The Problem: Gender imbalance and Gender Bias in the tech industry.
In 2013 when we started, it was clear that girls needed a more supportive environment to learn coding. It was equally clear that boys were “half the problem.” Men were bullying women out of STEM-related classes and fields at all levels and ages, from Jr. High, to High School, to College, and in the workplace. I heard this firsthand from every single female Computer Science students and graduate I hired during those first 10 years, without exception. Each one told me that they’d been pulled aside (at least once) by a male professor or TA, and told that they should get out of the field.
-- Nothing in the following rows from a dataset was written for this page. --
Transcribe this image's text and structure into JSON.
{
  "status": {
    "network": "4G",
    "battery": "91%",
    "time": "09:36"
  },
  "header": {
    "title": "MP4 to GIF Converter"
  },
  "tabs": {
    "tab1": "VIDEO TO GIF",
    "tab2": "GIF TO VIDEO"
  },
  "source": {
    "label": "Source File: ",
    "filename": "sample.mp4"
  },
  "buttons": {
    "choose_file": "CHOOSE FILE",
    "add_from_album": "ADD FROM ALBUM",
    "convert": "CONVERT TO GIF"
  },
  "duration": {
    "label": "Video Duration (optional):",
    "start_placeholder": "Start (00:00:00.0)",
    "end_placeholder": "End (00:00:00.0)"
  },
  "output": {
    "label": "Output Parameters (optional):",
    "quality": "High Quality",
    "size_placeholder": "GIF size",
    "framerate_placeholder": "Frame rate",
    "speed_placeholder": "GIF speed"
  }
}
That Computers was “not a good fit” or “the wrong field” or even “too hard” for them. Can you imagine? How horrible. I knew I couldn’t change the attitude of those incumbent men with their unconscious or conscious bias and misogyny. But what I could do was out-last them, age them out, and change the world from the bottom up, by starting with kids my daughter’s age and younger. So that’s what I did. Ten years so far, and it’s working. Changing the world is hard. It does take decades, and lots of people, but it can be done, if you start.
Saying it the nice way
When children of all genders study STEM subjects together, it means they’ll carry that reality forward with them as the grow, as a new benchmark for what’s “normal.” As they grow up over the ensuing decades, that will inevitably shift the workplace and our world to be a better, more welcoming place for all genders. We focus on making coding approachable and fun for every student in order to build their confidence, passion for persistence, and interest in the field, along with the social skills and collaborative spirit they need to change the face of our industry, together.